Berlinale: Kohlhaase Ja, ich muss auch die bösen Kinder lieben

Drehbuchautor Kohlhaase erhält den Ehrenbären. Er weiß, wann ein Satz leuchtet, und kennt den Feind des klaren Gedankens.

Interview: M. Knoben

Ein Interview mit Wolfgang Kohlhaase ist schwer zu kriegen in diesen Berlinale-Tagen. Schon das ist bemerkenswert - es gibt nicht viele Drehbuchautoren, auf die der Medienbetrieb sich stürzt. An diesem Mittwoch bekommt Kohlhaase einen Ehrenbären für sein Lebenswerk. Der 78-Jährige ist einer der fruchtbarsten Künstler seines Fachs, er hat mit einigen bedeutenden deutschen Regisseure zusammengearbeitet, mit Gerhard Klein, Konrad Wolf und Frank Beyer in der DDR, nach der Wende mit Volker Schlöndorff und Andreas Dresen. Ein gar nicht so kleines Stück Deutschland wird in seinen Filmen bewahrt, gesellschaftliche Wirklichkeit, die Kohlhaase dicht an den Menschen erforscht. Dass er Sprache als Präzisionswerkzeug versteht, ist auch im Gespräch zu spüren.

SZ: In Ihrem Werk ist immer wieder von Berlin die Rede. Was ist das Besondere an der Stadt und an ihrer Sprache, dem Berlinerischen?
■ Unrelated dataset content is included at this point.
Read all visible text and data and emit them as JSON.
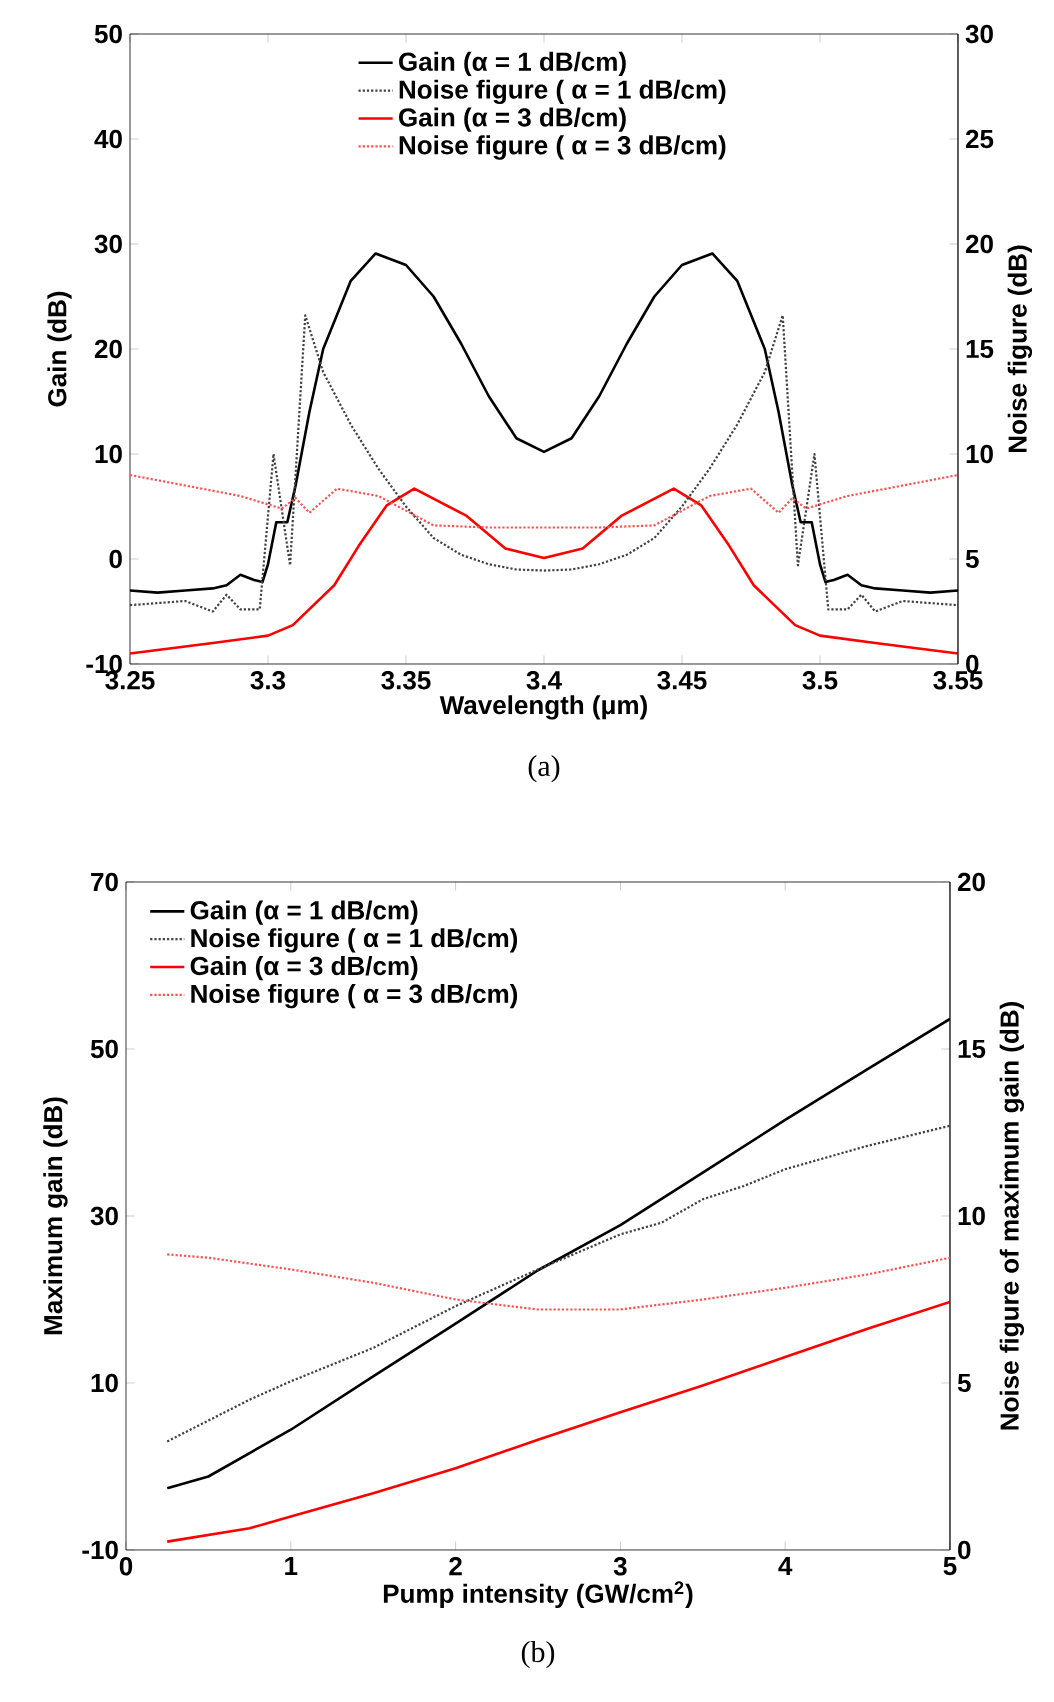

Wolfgang Kohlhaase: Berlin wurde, ohne dass ich etwas dafür kann, der Ort meiner Kindheit, und was man in den ersten fünf, sechs Jahren aus dem Küchenfenster sieht, bleibt einem bekanntlich erhalten. Und das Berlinerische ist ja nicht einfach eine bestimmte Färbung in der Sprache, es ist eine Denkweise. In allen großen Städten hat die Sprache ein besonderes Temperament, meist ist sie schneller.

SZ: Ihre Filme schildern sehr präzise das Milieu, in denen sie spielen. Warum ist das wichtig?

Kohlhaase: Wenn Sie sich vornehmen, eine Geschichte im Alltäglichen zu erzählen, dann muss das Alltägliche ja irgendwo sein. Wenn Sie von einem Ort der Welt genau sprechen, dann können Sie an vielen Orten der Welt verstanden werden. Was nicht viel taugt, ist das Beliebige. "Irgendwie" ist der Feind jedes klaren Gedankens.

SZ: Viele Ihrer Figuren scheinen sich immer wieder neu erfinden zu müssen. Eine Erfahrung, die Sie auch selbst gemacht haben?

Kohlhaase: Die wirklichen Abenteuer sind nicht die, die man sich vornimmt, sondern die, in die man stürzt. Man sucht sich nicht aus, was einem passiert. Und wo Menschen in Situationen geraten, die sie so nicht vorhatten, aber in denen sie leben müssen, steckt etwas von dem, was mich immer interessiert hat - die tägliche Tapferkeit, die man zum Leben braucht.

SZ: Sie haben auch nach der Wende Erfolg gehabt. Warum sind Sie mit dem biographischen Bruch zurechtgekommen, während andere scheiterten?

Kohlhaase: Ich habe mir nach der Wende durchaus die Frage gestellt, wem ich denn in Zukunft welche Geschichten erzählen kann. Ich kam in eine größere Publikumslandschaft, in der jahrzehntelang das amerikanische Kino eine große Rolle gespielt hatte, das sage ich jetzt wertfrei. Ich habe dann dieses oder jenes versucht, was nicht direkt aus meiner Mitte kam, etwa mit Frank Beyer noch mal eine Variante des Hauptmann von Köpenick fürs Fernsehen. Bis ich letztlich dahinterkam, dass ich ja nichts anderes tun kann, als bei mir selbst zu bleiben und das zu machen, was ich immer gemacht habe - vor die Haustür treten sozusagen. Und es war für mich hilfreich, dass ich Andreas Dresen getroffen habe, der aus einer ähnlichen poetischen Provinz kommt, obgleich er so viel jünger ist.